TRANSFUGUISMO INDEPENDENTISTA

Raúl Romeva, portavoz oficioso de los negociadores de Junts pel Sí con la CUP para lograr un pacto de legislatura, había dicho hasta la saciedad que la investidura de Artur Mas no era negociable. El propio Mas, cuando ya se agotaban los plazos para llevar a cabo esa investidura, manifestaba que la CUP podía forzar unas elecciones, pero no cambiar el presidente de la Generalitat.
Sin embargo, cuando todo indicaba que los catalanes seríamos convocados a unas nuevas elecciones, el presidente en funciones cambió de planteamientos y dando un giro copernicano, casi en tiempo de descuento,  anunció que daba un paso atrás y proponía como candidato a la presidencia de la Generalitat a Carles Puigdemont, alcalde de Girona y presidente de la Associaicó de Municipis Independentistes (AMI).
Con su renuncia y esa designación Artur Mas ha logrado cerrar un pacto con la CUP que ha de permitir tener un govern estable para llevar a cabo la ardua tarea de desarrollar unas estructuras de Estado  que permitan en su momento la “desconexión” de España. Poco importa que ese nuevo ejecutivo este asentado  en un  acuerdo parlamentario basado en el transfuguismo, aunque se haya disimulado con el eufemismo de que “2 diputados de la CUP se incorporan a Junts pel SÍ”. Un acuerdo vergonzante para los cuperos porque además de ceder diputados les desactiva, ya que se comprometen a no votar con la oposición.
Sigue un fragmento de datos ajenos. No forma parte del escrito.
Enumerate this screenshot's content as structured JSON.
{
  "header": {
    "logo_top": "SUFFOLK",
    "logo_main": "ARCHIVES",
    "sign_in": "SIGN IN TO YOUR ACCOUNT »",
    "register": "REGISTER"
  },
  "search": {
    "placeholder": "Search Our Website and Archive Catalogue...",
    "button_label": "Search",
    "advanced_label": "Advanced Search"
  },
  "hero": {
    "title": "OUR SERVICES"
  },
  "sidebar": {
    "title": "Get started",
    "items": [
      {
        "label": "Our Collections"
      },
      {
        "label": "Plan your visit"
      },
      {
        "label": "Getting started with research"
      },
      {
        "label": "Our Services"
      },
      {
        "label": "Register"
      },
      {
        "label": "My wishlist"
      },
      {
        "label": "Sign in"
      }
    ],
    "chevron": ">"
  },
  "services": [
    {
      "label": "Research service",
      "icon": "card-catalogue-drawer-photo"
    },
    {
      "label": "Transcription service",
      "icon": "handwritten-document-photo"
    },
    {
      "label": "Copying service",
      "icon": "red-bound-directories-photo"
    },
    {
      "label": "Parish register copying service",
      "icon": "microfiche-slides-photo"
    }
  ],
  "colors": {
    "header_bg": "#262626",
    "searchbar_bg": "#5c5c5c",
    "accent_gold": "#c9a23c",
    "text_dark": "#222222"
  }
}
O sea que ríanse ustedes del estalinismo, cosa de niños comparado con este acuerdo. La oposición ya puede pretender la conquista del cielo que si la mayoría  dice que no la CUP dirá no sin pestañear. Y después dirán que quieren hacer la revolución y su socialismo es inmaculado.
Artur Mas ha hecho de la necesidad virtud. Sabía que de ir a unas nuevas elecciones, la reedición de Junts pel Sí sería poco menos que misión imposible. ERC  no está por la labor. En esas circunstancias presentarse ante el electorado sin el salvavidas de los republicanos podría haber significado una auténtica debacle para Convergencia.
Artur Mas es astuto, se ha retirado de la carrera por la presidencia cuando ha visto que pintaban bastos, pero no se va de la política. Ahora, se dedicará  a la refundación de su partido y muy probablemente su sucesor le premiara con alguna embajada volante para explicar por el mundo las excelencias del procès. Ver para creer.